In fact, the claim made by this column in March 2012, after the government introduced a 2 percent import duty on polished diamonds, has proved correct. “The tax will ultimately limit India’s competitive edge, and with it, the local industry’s growth opportunities,” this column wrote at the time (see editorial “Protecting India,” published on March 2, 2012). While the duty was designed to strengthen local manufacturers against rising foreign dealer competition, it had the effect of diminishing Mumbai’s importance as a trading hub.
Finally, this week, the Gem and Jewellery Export Promotion Council (GJEPC) spoke out against government measures, albeit focusing on the gold sector. Vipul Shah, chairman of the GJEPC, said he expects unemployment will rise in the jewelry sector due to the recent increase in the gold import duty from 8 percent to 10 percent.
“There will be a problem in the sector. Moreover, gold will not be available so there will be no work and this will further lead to unemployment in the sector,” Shah told SME Times. “We want the government to reassess the hike [in the] import duty.”
He ought to extend that call to abolish the 2 percent duty on diamond imports. Because other diamond centers have taken note of India’s vulnerable position.

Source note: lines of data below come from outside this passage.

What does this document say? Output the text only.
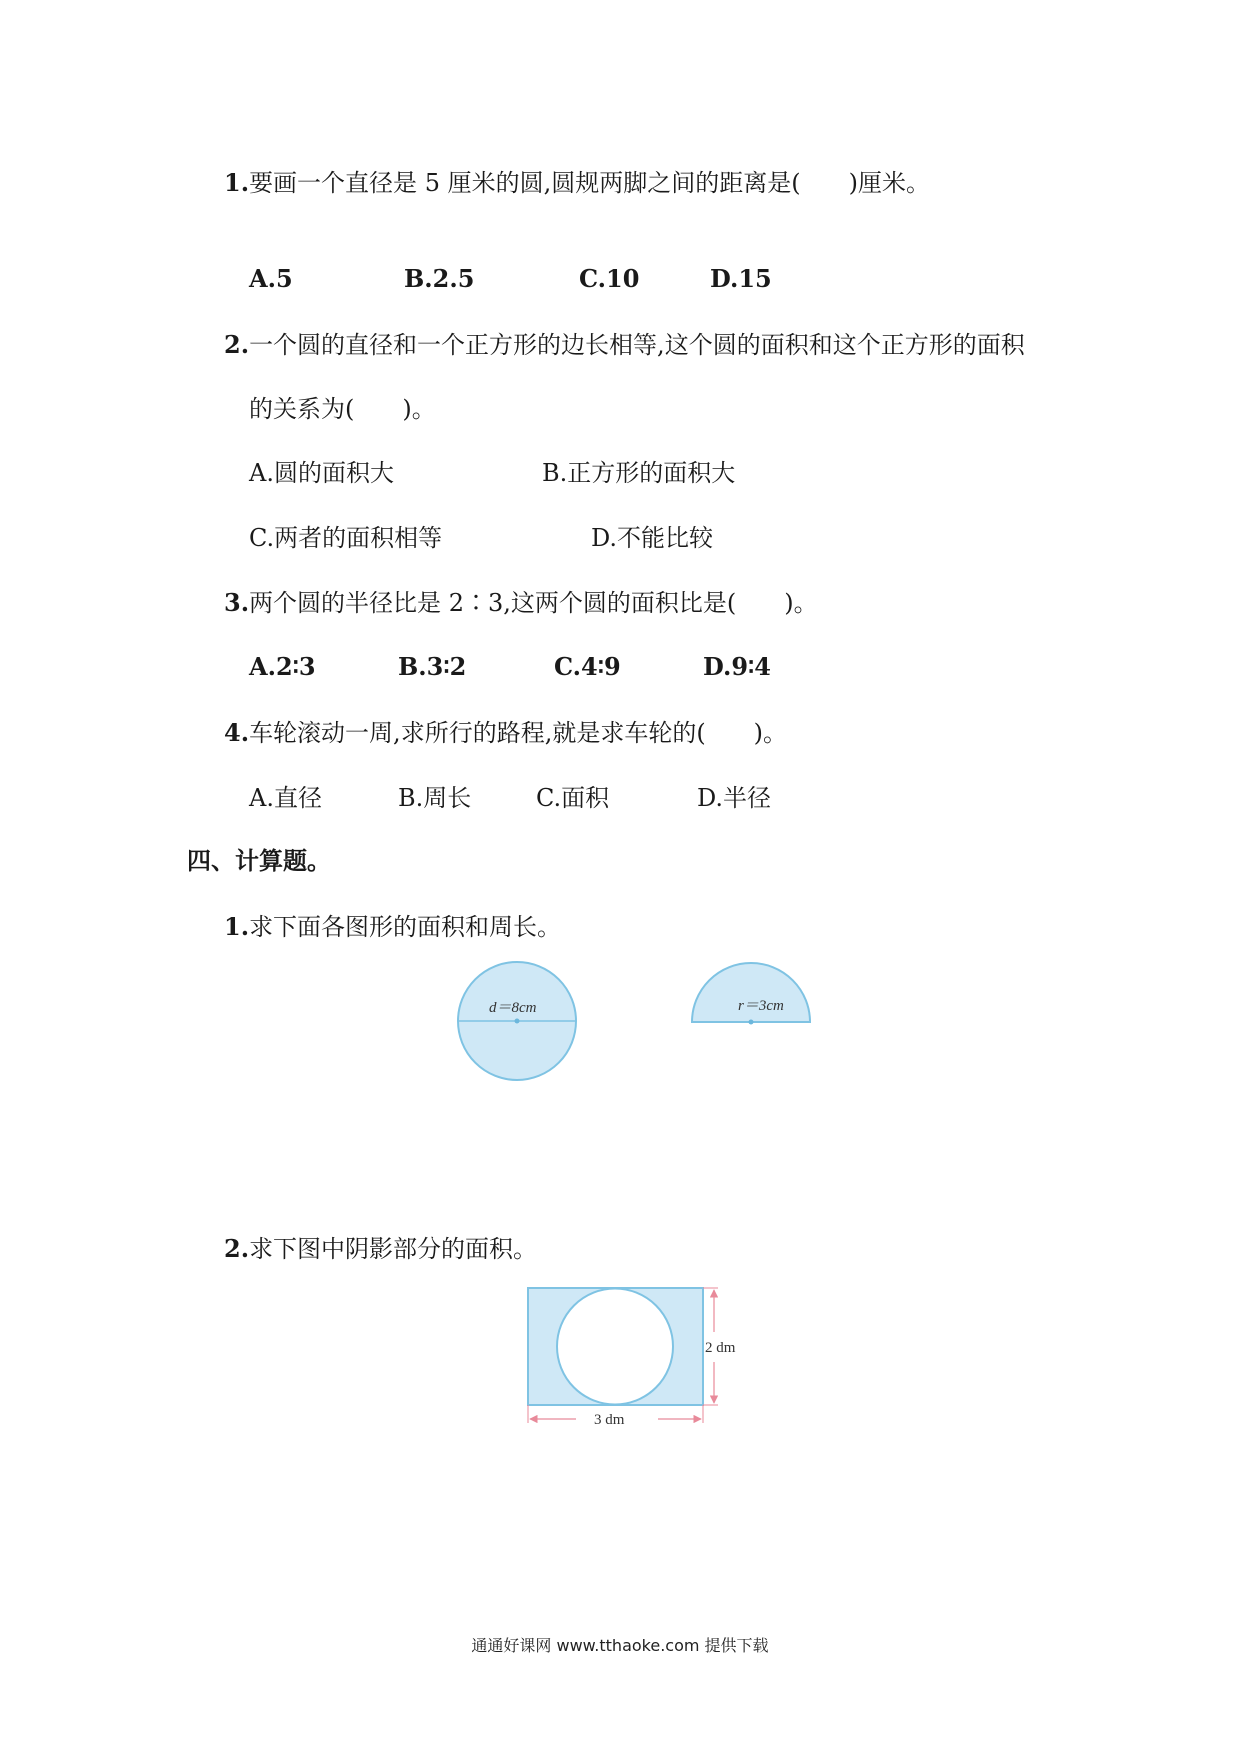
1.要画一个直径是 5 厘米的圆,圆规两脚之间的距离是(　　)厘米。
A.5	B.2.5	C.10	D.15
2.一个圆的直径和一个正方形的边长相等,这个圆的面积和这个正方形的面积
的关系为(　　)。
A.圆的面积大	B.正方形的面积大
C.两者的面积相等	D.不能比较
3.两个圆的半径比是 2∶3,这两个圆的面积比是(　　)。
A.2∶3	B.3∶2	C.4∶9	D.9∶4
4.车轮滚动一周,求所行的路程,就是求车轮的(　　)。
A.直径	B.周长	C.面积	D.半径
四、计算题。
1.求下面各图形的面积和周长。
d＝8cm	r＝3cm
2.求下图中阴影部分的面积。
2 dm
3 dm
通通好课网 www.tthaoke.com 提供下载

Israeli and Belgian dealers, among others, sense an opportunity, and the buzz this week on the trading floor of the Israel Diamond Exchange (IDE) bore witness to that. This year, global traders are looking at the U.S. and International Diamond Week in Ramat Gan, rather than IIJS, to create momentum ahead of the all-important September Hong Kong show. If anything, while prices were firm in Israel, there is growing concern that Indian suppliers will dump goods at lower prices in Hong Kong to generate liquidity.
Much depends on the liquidity situation. The Indian banks, often blamed for enabling the rough price bubble through their easy credit in recent years, are changing policy. Global banking regulations are forcing them to insist on international standards and greater transparency, while high-profile industry defaults have increased their caution toward the industry. Finally, their own exposure to the weak rupee has influenced more prudent lending.

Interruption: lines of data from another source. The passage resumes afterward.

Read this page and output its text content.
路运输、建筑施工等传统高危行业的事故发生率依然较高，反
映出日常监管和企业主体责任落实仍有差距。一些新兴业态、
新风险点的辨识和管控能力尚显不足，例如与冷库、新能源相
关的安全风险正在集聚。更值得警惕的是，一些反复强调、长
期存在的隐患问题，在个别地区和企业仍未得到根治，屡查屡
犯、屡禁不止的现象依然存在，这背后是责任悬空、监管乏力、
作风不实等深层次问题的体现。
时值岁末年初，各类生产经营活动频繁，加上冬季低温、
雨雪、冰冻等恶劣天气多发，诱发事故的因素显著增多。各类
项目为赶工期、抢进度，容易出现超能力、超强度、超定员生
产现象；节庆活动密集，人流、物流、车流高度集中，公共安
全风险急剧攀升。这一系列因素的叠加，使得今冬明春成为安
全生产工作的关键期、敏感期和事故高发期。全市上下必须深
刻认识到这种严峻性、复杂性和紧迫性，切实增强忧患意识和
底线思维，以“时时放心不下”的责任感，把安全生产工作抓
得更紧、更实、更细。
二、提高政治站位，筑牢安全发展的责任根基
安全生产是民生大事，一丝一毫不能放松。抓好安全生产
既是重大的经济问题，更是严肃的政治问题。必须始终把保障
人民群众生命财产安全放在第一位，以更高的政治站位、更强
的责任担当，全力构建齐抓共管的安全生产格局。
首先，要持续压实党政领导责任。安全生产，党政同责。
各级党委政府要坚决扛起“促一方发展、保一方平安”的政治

Tighter credit, coupled with high rough prices and the rupee’s fall, has brought about a liquidity crisis in India’s manufacturing sector. And as liquidity continues to squeeze, so will India’s ability to buy rough. One should expect a rupee-driven decline in rough prices in the coming weeks. When that happens, it should enable local cutters to gain a competitive advantage in manufacturing from declining labor costs.
Therefore, it seems that over-regulation and the depreciating rupee have forced India’s diamond industry into a manufacturing corner. That’s where its strength lies and that’s where it can maintain its competitive edge.
Ultimately it will take some time before India’s position settles. Many have predicted the rupee will reach 70 for some time. Now that the currency is almost there, it’s not clear how much further it will depreciate. A level of 75 or even 80 against the dollar is not out of the question.
What is understood is that India’s diamond industry is in a state of transition as a result. While the country was so savvy to gain market share in the trading space just a few years ago, that advantage is slowly eroding. At least while the rest of India’s diamond and jewelry industry struggles for stability, the large manufacturers may see some light, in an otherwise bleak situation.